Del. One Step Closer To Banning “Ghost Guns”
By a vote of 23-18, the Delaware House of Representatives has passed a bill that would outlaw possession and manufacturing of what are known as “ghost guns”- firearms made with untraceable components sometimes sold as kits.
House Bill 125 was sponsored by House Majority Leader Valerie Longhurst, D- Bear. Supporters of the measure cited reports from the Giffords Law Center that sales of untraceable firearms parts skyrocketed in 2020.
“From closing the gun show and Charleston loopholes, to passing red flag laws, to expanding background checks, Delaware has been at the forefront of gun safety legislation,” Longhurst said. “Troublingly, individuals are constantly looking for loopholes to circumvent these laws.
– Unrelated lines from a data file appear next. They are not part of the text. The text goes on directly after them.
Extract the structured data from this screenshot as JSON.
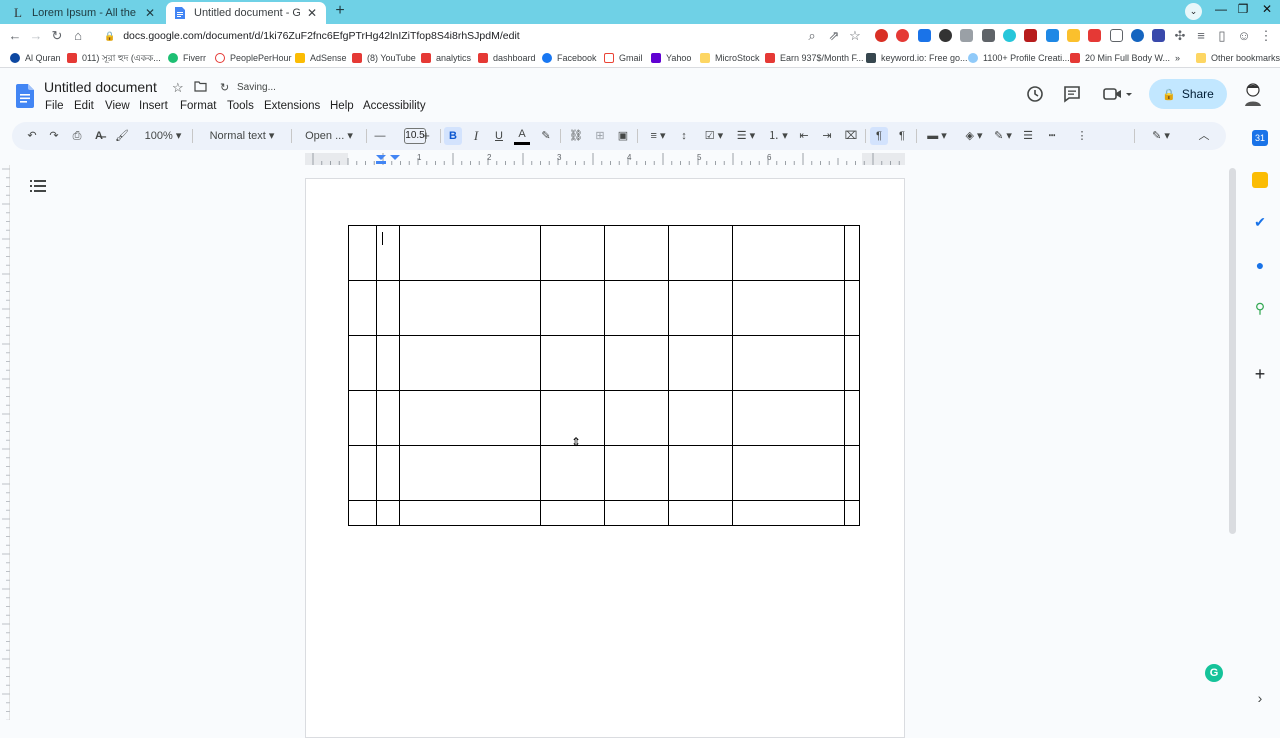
{
  "browser": {
    "tabs": [
      {
        "title": "Lorem Ipsum - All the facts - Lipsum",
        "active": false
      },
      {
        "title": "Untitled document - Google Docs",
        "active": true
      }
    ],
    "url": "docs.google.com/document/d/1ki76ZuF2fnc6EfgPTrHg42lnIZiTfop8S4i8rhSJpdM/edit",
    "bookmarks": [
      "Al Quran",
      "011) সূরা হুদ (একক...",
      "Fiverr",
      "PeoplePerHour",
      "AdSense",
      "(8) YouTube",
      "analytics",
      "dashboard",
      "Facebook",
      "Gmail",
      "Yahoo",
      "MicroStock",
      "Earn 937$/Month F...",
      "keyword.io: Free go...",
      "1100+ Profile Creati...",
      "20 Min Full Body W...",
      "Other bookmarks"
    ],
    "bookmark_overflow": "»"
  },
  "docs": {
    "title": "Untitled document",
    "status": "Saving...",
    "menus": [
      "File",
      "Edit",
      "View",
      "Insert",
      "Format",
      "Tools",
      "Extensions",
      "Help",
      "Accessibility"
    ],
    "share_label": "Share"
  },
  "format_toolbar": {
    "zoom": "100%",
    "style": "Normal text",
    "font": "Open ...",
    "font_size": "10.5"
  },
  "ruler": {
    "numbers": [
      "1",
      "2",
      "3",
      "4",
      "5",
      "6"
    ]
  },
  "table": {
    "rows": 6,
    "cols": 7,
    "cells": []
  },
  "colors": {
    "tab_strip": "#6fd1e6",
    "doc_background": "#f9fbfd",
    "toolbar": "#edf2fa",
    "share_button": "#c2e7ff",
    "docs_blue": "#4285f4",
    "grammarly": "#15c39a"
  }
}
Ghost guns, which can be easily obtained online and built at home, are a terrifying way to bypass law enforcement, especially for people who are prohibited from possessing a firearm. By passing this comprehensive and common-sense bill, we’re taking an important step toward protecting Delawareans from gun violence by keeping unlicensed firearms out of the hands of criminals.”
According to supporters of the ban, federal law only considers the receiver that houses the firing mechanism to be a firearm and subject to a background check. Other parts such as the barrel can be bought and sold without a check, but unfinished “80% receivers” can be sold without a background check and made functional with minimal effort.
Highlights from the bill:
It would be illegal in Delaware to:
- Possess or manufacture a covert, undetectable or untraceable firearm.
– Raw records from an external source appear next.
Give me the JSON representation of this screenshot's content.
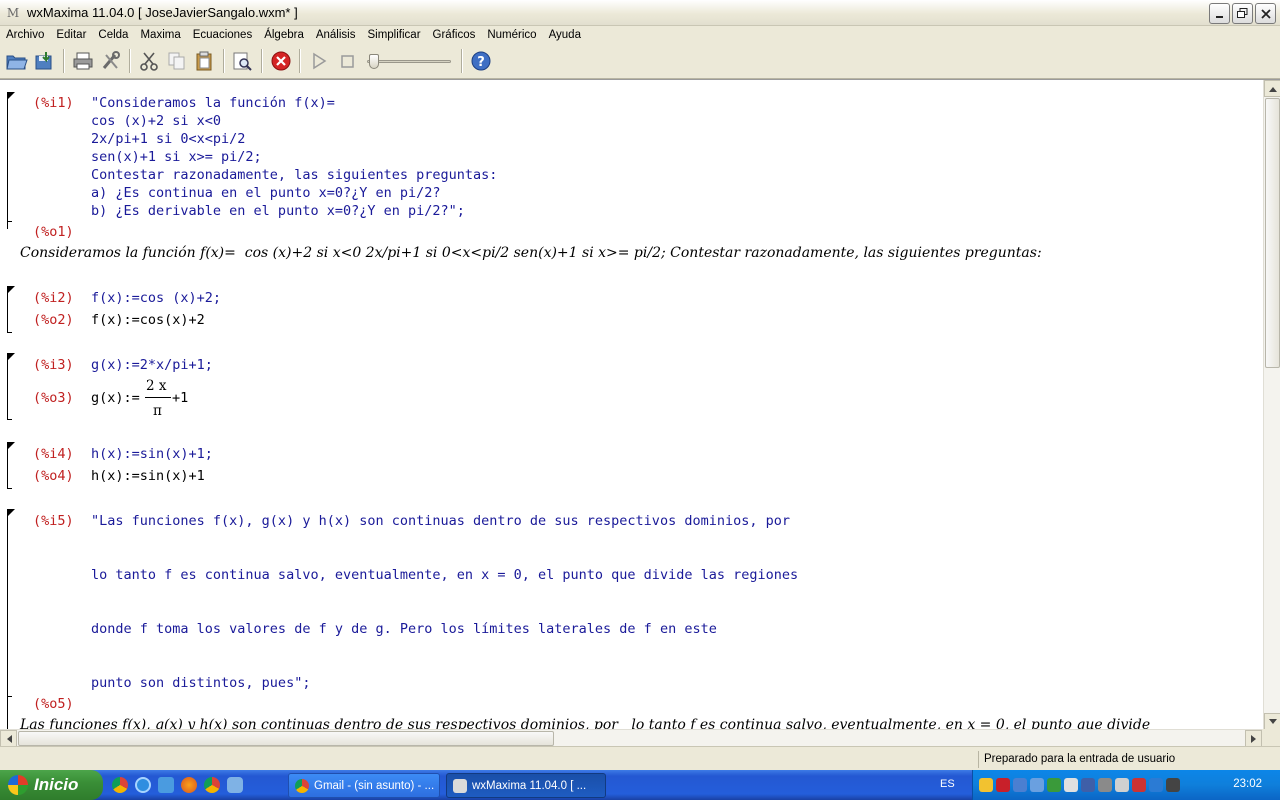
{
  "window": {
    "title": "wxMaxima 11.04.0  [ JoseJavierSangalo.wxm* ]",
    "icon": "maxima-app-icon"
  },
  "menu": [
    "Archivo",
    "Editar",
    "Celda",
    "Maxima",
    "Ecuaciones",
    "Álgebra",
    "Análisis",
    "Simplificar",
    "Gráficos",
    "Numérico",
    "Ayuda"
  ],
  "toolbar": {
    "icons": [
      "open-folder-icon",
      "save-icon",
      "print-icon",
      "preferences-icon",
      "cut-icon",
      "copy-icon",
      "paste-icon",
      "find-icon",
      "interrupt-icon",
      "play-icon",
      "stop-icon",
      "animation-slider",
      "help-icon"
    ]
  },
  "cells": [
    {
      "in_label": "(%i1)",
      "in_lines": [
        "\"Consideramos la función f(x)=",
        "cos (x)+2 si x<0",
        "2x/pi+1 si 0<x<pi/2",
        "sen(x)+1 si x>= pi/2;",
        "Contestar razonadamente, las siguientes preguntas:",
        "a) ¿Es continua en el punto x=0?¿Y en pi/2?",
        "b) ¿Es derivable en el punto x=0?¿Y en pi/2?\";"
      ],
      "out_label": "(%o1)",
      "out_text": "Consideramos la función f(x)=  cos (x)+2 si x<0 2x/pi+1 si 0<x<pi/2 sen(x)+1 si x>= pi/2; Contestar razonadamente, las siguientes preguntas:"
    },
    {
      "in_label": "(%i2)",
      "in_text": "f(x):=cos (x)+2;",
      "out_label": "(%o2)",
      "out_text": "f(x):=cos(x)+2"
    },
    {
      "in_label": "(%i3)",
      "in_text": "g(x):=2*x/pi+1;",
      "out_label": "(%o3)",
      "out_prefix": "g(x):=",
      "out_numerator": "2 x",
      "out_denominator": "π",
      "out_suffix": "+1"
    },
    {
      "in_label": "(%i4)",
      "in_text": "h(x):=sin(x)+1;",
      "out_label": "(%o4)",
      "out_text": "h(x):=sin(x)+1"
    },
    {
      "in_label": "(%i5)",
      "in_lines": [
        "\"Las funciones f(x), g(x) y h(x) son continuas dentro de sus respectivos dominios, por",
        "lo tanto f es continua salvo, eventualmente, en x = 0, el punto que divide las regiones",
        "donde f toma los valores de f y de g. Pero los límites laterales de f en este",
        "punto son distintos, pues\";"
      ],
      "out_label": "(%o5)",
      "out_text": "Las funciones f(x), g(x) y h(x) son continuas dentro de sus respectivos dominios, por   lo tanto f es continua salvo, eventualmente, en x = 0, el punto que divide"
    }
  ],
  "status": "Preparado para la entrada de usuario",
  "taskbar": {
    "start_label": "Inicio",
    "tasks": [
      "Gmail - (sin asunto) - ...",
      "wxMaxima 11.04.0  [ ..."
    ],
    "language": "ES",
    "clock": "23:02"
  },
  "colors": {
    "input_text": "#1a1a99",
    "label_text": "#c02020",
    "taskbar_blue": "#245edb",
    "start_green": "#3a8f37"
  }
}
- Transport, ship, transfer, or sell an unfinished firearm frame or receiver.
- Manufacture or distribute a firearm made using a 3D printer.
- Distribute instructions that would allow a 3D printer to manufacture a firearm, firearm, receiver, or major component of a firearm.
- Transport, ship, possess or receive any firearm or receiver with the knowledge that the manufacturer’s serial number has been removed, obliterated or altered.
“Ghost guns are specifically designed to avoid detection and skirt existing law, making them a clear threat to public safety,” State Senator Nicole Poore, D-New Castle, said. “Delaware needs to get ahead of this rapidly evolving technology now and close this loophole once and for all. These homemade weapons can be just as deadly as other types of firearms and are potentially easier to obtain for people legally barred from owning a gun.”
Criminal charges for violating parts of this proposed statute vary between Class D and Class E felonies. Individuals who possess an unfinished firearm frame or receiver with no serial number would have 90 days to comply after the bill’s enactment into law.
The bill heads to the State Senate for consideration.